Maar het is ook zo moeilijk om iets goeds te doen wat tegelijkertijd een plicht is.
En de opeenhoping van zorgen die groter worden met de jaren verhindert je om alles te bevredigen wat je als plicht beschouwt en zelfs als iets aangenaams.

    Toch, lieve moeder, voor alles, voor alles, hoe gaat het met je?
Als je mijn gedachten op afstand kon lezen, wat zou je dan vaak tegen jezelf zeggen: mijn zoon denkt weer eens aan me!
Maar dat zijn allemaal maar woorden en poëtische veronderstellingen. Je hebt liever dat ik mijn geestdrift aan je bewijs.

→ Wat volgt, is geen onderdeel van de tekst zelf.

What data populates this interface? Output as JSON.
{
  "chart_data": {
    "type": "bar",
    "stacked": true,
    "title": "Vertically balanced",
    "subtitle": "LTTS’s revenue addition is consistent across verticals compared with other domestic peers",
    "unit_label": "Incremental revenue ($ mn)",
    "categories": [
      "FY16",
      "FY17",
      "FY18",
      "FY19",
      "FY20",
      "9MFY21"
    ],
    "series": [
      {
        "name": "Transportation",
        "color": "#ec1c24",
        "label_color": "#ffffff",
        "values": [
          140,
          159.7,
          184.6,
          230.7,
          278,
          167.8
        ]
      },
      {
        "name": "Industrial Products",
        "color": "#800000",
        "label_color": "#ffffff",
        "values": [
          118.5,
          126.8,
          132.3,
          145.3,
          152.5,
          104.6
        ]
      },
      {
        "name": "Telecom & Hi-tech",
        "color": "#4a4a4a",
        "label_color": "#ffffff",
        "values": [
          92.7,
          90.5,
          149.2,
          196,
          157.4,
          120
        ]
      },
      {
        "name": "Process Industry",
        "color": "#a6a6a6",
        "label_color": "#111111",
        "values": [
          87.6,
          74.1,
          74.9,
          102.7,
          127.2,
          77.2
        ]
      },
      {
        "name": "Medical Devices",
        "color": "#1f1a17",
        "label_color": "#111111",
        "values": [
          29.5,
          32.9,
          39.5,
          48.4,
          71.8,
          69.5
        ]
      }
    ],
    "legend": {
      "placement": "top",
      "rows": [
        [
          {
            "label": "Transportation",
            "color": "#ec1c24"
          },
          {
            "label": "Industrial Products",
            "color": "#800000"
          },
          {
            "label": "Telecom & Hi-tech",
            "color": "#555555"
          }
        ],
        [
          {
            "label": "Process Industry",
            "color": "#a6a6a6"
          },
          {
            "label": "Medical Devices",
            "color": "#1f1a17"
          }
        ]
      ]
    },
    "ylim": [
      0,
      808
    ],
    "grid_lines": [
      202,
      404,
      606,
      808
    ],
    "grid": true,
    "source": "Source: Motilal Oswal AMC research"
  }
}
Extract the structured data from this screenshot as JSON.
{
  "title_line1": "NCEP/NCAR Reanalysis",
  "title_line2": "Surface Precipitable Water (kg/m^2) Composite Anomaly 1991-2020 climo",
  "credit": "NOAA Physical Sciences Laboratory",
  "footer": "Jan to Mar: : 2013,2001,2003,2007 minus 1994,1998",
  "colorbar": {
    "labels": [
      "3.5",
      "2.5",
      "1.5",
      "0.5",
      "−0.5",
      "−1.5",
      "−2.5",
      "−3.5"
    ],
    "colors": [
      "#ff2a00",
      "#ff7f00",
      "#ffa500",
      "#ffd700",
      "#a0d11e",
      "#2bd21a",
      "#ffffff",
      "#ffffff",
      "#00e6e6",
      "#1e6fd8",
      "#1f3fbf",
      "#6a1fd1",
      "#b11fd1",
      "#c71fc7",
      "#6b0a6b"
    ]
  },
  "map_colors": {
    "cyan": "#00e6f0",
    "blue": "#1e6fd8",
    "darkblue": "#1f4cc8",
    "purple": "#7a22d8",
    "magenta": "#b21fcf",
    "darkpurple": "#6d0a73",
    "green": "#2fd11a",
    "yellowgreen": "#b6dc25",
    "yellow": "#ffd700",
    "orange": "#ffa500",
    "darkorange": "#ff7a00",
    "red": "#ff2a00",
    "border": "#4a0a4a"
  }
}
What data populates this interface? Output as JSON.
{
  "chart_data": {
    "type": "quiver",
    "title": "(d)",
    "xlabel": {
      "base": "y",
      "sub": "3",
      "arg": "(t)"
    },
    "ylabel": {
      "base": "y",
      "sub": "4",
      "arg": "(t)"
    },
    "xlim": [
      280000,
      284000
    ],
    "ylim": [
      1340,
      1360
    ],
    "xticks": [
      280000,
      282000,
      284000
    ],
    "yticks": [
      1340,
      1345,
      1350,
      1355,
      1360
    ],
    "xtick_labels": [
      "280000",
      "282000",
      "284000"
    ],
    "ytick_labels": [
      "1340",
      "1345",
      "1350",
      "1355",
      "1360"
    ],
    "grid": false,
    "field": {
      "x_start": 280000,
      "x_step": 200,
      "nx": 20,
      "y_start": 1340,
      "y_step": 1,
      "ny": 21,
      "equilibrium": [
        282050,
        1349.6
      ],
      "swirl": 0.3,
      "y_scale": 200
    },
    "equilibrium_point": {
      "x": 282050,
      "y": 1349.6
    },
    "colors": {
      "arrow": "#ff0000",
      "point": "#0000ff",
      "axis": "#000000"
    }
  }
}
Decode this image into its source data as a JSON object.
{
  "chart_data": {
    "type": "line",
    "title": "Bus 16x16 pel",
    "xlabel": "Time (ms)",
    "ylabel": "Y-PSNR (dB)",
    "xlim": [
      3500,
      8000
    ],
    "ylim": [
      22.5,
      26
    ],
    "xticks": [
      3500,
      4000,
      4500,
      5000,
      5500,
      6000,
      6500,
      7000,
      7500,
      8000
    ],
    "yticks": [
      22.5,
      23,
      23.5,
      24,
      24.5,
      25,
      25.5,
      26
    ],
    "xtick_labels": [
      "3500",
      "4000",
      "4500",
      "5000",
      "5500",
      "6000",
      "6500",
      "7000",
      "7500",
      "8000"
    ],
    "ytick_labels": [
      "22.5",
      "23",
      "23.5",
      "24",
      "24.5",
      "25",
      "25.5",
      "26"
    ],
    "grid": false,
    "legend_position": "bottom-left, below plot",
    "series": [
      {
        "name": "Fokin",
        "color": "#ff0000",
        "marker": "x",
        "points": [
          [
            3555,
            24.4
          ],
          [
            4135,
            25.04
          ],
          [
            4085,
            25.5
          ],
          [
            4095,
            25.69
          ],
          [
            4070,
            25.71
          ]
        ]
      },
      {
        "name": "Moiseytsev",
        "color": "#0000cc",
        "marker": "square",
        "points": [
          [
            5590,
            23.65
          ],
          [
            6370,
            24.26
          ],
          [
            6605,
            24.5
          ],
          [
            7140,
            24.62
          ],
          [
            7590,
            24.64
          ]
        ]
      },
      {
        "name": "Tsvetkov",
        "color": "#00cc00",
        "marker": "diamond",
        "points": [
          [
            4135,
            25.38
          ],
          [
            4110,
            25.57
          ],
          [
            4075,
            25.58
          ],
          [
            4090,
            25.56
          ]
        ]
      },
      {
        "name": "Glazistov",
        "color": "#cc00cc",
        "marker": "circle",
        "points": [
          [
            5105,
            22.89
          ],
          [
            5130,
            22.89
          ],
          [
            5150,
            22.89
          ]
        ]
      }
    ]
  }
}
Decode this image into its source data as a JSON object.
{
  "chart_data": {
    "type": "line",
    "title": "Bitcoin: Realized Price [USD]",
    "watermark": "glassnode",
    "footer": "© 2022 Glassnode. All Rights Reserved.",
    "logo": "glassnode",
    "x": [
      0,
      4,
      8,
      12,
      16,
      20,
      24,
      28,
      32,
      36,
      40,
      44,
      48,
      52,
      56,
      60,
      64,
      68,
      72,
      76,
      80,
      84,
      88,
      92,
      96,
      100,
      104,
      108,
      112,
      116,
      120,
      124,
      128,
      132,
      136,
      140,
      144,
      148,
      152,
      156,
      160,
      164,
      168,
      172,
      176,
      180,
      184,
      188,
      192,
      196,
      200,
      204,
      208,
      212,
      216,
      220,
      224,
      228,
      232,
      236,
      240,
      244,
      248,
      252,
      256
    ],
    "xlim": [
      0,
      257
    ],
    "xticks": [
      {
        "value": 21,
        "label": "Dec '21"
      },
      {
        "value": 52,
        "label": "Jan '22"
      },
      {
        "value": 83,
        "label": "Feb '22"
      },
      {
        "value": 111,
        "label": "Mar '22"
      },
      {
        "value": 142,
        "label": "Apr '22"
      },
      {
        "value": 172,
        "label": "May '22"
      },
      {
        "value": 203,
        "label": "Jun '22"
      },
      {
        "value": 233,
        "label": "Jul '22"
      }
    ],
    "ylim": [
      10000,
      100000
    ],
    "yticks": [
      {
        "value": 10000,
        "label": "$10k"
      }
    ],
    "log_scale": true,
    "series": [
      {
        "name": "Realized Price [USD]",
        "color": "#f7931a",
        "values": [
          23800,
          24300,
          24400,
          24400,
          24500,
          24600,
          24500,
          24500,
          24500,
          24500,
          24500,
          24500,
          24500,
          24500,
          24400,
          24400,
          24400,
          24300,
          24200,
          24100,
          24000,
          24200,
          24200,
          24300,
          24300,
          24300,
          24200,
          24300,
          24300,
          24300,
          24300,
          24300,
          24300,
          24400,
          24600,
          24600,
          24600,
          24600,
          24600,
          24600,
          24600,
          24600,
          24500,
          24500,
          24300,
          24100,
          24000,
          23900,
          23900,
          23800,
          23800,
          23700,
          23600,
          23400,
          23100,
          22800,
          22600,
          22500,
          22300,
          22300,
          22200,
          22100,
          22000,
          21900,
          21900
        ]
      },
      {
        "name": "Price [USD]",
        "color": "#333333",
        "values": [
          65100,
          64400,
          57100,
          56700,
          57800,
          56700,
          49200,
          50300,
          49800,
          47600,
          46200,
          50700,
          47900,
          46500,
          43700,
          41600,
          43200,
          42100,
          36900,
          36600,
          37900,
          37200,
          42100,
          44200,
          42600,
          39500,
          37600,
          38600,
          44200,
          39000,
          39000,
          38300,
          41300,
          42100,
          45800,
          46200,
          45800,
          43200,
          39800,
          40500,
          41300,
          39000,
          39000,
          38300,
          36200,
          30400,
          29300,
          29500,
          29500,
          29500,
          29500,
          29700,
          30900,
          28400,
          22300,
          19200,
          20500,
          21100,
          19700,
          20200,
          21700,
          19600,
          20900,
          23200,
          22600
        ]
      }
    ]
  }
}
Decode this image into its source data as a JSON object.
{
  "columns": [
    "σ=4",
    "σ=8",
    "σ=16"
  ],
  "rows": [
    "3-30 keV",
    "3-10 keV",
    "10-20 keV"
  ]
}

    Wat was je wreed tegen me in één van je laatste brieven! Die wrede 500 frank!
Het enige serieuze feit wat me in jouw brief opviel was steile klif. Maar ik ga er altijd van uit dat je wel veel zult vermoeden.
Kon ik weten dat ik zoveel tegenslagen op mijn dak zou krijgen toen ik het plan van mijn vertrek maakte?
Bijvoorbeeld het failliet gaan van Malassis, waar je ongetwijfeld over gehoord hebt, waar ik bijna bij betrokken zou zijn geweest en dat mijn leven sowieso helemaal omgooit.
Ik ben 5000 frank schuldig. Ik heb besloten om dat voor justitie verborgen te houden, zodat ik ze later aan Malassis kan geven of aan zijn moeder.
En dan Les Fleurs du mal en de Paradis die zomaar worden overgelaten aan het lot van wat de gek ervoor geeft!
Maar daar snap jij helemaal niets van.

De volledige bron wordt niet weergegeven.